L‘indice FTSE Mib .FTMIB termina in rialzo l‘1,83% e l‘AllShare .FTITLMS dell‘1,76%. Il Mid Cap .FTITMC avanza dell‘1,15%. Volumi intorno a 3 miliardi di euro nel finale.

* TELECOM ITALIA (TLIT.MI) chiude in rialzo del 6,01% in un vortice di scambi, pari a oltre 4 volte la media (il 3,2% del capitale) nonostante la smentita del governo alle ipotesi stampa di un via libera di Palazzo Chigi alle nozze con l‘azionista Telefonica. In linea con le ordinarie anche le risparmio (TLITn.MI) che balzano del 4,62%. “Il mercato vuole credere a questa operazione. Inoltre il fatto che salgano anche le risparmio, non nel portafoglio di Telefonica, può preludere a una conversione di questi titoli”, sottolinea un broker.

* Le speculazioni muovono anche MEDIOBANCA (MDBI.MI) (+5,9%). La Repubblica ipotizza una fusione tra l‘istituto di credito e Generali con l‘eventuale arrivo di Geronzi al vertice della compagnia assicurativa. Ipotesi definita da Piazzetta Cuccia destituita di ogni fondamento. “Più che a una fusione penserei a un maggiore legame tra i due gruppi con l‘arrivo di Geronzi”, osserva un trader. GENERALI (GASI.MI) +0,5%.

* Sul resto del settore bene INTESA (ISP.MI) (+1%). Generali e Credit Agricole si apprestano a sciogliere il patto di consultazione sull‘11% del capitale della banca italiana, secondo fonti legali citate da Il Sole 24 Ore.

* ENI (ENI.MI) sale dello 0,5%, fa molto meglio la controllata SAIPEM (SPMI.MI) (+4,58%), a fronte di uno stoxx di settore .SXEP piatto sulla delusione per i risultati di BP (BP.L).

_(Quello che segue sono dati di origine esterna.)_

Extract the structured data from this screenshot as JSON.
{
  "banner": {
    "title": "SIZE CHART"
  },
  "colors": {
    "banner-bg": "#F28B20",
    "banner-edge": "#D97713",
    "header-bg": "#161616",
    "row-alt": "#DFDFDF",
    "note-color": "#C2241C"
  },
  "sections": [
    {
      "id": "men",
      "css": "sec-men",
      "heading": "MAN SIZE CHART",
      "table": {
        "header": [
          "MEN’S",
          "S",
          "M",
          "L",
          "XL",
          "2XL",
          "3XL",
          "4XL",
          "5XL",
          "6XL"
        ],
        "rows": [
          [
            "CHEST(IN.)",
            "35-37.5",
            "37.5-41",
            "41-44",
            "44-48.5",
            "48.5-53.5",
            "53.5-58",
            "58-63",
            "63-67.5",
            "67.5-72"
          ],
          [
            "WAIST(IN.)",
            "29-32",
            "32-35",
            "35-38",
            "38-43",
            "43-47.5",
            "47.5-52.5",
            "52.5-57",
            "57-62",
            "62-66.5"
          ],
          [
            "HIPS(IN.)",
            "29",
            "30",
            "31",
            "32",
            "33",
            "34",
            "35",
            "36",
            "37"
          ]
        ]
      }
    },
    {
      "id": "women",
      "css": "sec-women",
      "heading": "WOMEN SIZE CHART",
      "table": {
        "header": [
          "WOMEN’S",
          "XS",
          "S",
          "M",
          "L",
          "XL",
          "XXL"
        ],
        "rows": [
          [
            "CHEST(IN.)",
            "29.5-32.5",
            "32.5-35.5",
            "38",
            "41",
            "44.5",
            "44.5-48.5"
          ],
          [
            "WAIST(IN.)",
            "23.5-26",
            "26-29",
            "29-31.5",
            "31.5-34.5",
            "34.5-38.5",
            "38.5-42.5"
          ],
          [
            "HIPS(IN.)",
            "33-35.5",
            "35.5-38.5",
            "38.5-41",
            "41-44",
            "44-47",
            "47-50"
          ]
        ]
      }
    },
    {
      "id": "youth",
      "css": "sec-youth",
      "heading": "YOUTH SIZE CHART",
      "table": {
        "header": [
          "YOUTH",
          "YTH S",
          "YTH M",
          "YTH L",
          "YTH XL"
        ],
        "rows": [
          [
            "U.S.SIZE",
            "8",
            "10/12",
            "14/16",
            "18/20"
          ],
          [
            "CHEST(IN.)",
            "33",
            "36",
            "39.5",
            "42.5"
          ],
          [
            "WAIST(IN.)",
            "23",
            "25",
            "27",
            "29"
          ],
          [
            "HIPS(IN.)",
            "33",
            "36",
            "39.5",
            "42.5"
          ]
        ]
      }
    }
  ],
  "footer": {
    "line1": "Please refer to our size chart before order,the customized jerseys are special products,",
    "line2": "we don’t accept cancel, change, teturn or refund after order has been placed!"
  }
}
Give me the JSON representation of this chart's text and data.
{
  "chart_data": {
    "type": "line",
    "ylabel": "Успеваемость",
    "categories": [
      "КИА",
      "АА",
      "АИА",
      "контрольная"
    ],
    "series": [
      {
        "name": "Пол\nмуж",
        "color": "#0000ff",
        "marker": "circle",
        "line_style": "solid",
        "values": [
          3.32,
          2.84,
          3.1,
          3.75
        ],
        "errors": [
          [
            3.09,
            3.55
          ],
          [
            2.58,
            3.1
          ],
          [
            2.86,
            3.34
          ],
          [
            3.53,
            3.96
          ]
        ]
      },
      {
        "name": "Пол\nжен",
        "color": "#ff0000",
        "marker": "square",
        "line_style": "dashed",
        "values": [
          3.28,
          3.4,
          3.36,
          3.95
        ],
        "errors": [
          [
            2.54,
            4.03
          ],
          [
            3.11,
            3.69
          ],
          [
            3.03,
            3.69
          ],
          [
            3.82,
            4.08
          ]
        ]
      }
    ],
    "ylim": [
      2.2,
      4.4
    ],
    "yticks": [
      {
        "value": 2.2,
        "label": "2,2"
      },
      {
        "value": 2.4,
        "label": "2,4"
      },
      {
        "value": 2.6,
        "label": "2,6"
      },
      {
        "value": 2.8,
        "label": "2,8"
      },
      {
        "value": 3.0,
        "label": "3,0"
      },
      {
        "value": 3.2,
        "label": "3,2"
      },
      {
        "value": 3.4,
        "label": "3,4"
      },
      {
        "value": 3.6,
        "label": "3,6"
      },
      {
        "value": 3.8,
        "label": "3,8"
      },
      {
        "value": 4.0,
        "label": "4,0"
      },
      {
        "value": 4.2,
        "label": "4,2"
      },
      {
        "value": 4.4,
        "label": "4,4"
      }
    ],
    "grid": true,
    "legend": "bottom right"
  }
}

* FIAT FIA.MI poco mossa. Giù anche EXOR (EXOR.MI). Le immatricolazioni di auto in Italia hanno registrato a gennaio un balzo del 30% su anno grazie all‘effetto incentivi, che si sente ancora nel primo mese del 2010, ma gli ordini sono più bassi rispetto ai livelli già depressi di inizio 2009.

* IMPREGILO IPGI.MI ben comprata nel giorno in cui la stampa ipotizza uno scontro di potere tra gli azionisti per il comando del gruppo di costruzioni.

* Si rafforza anche STM (STM.MI) “che sta uscendo da un movimento tecnico laterale intorno a 6 euro”, spiega l‘operatrice.

* Un po’ di realizzi appesantiscono SEAT PGIT.MI.

* Prosegue anche oggi il denaro su BANCO POPOLARE BAPO.MI, un interesse rinvigorito dalla conferma del dividendo arrivata durante l‘assemblea di sabato per bocca dell‘AD.

* GEMINA GEMI.MI avanza di quasi il 4% in un mercato che continua a speculare sui possibili benefici per il titolo di una riorganizzazione delle partecipazini della famiglia Benetton.

* Si rinnova oggi l‘interesse, manifestato la scorsa settimana, sui titoli legati alle produzione di energia da fonti rinnovabili, come PRAMAC PRAM.MI, in asta di volatilità, ERGYCAP (ECY.MI), TERNIENERGIA (TRNI.MI).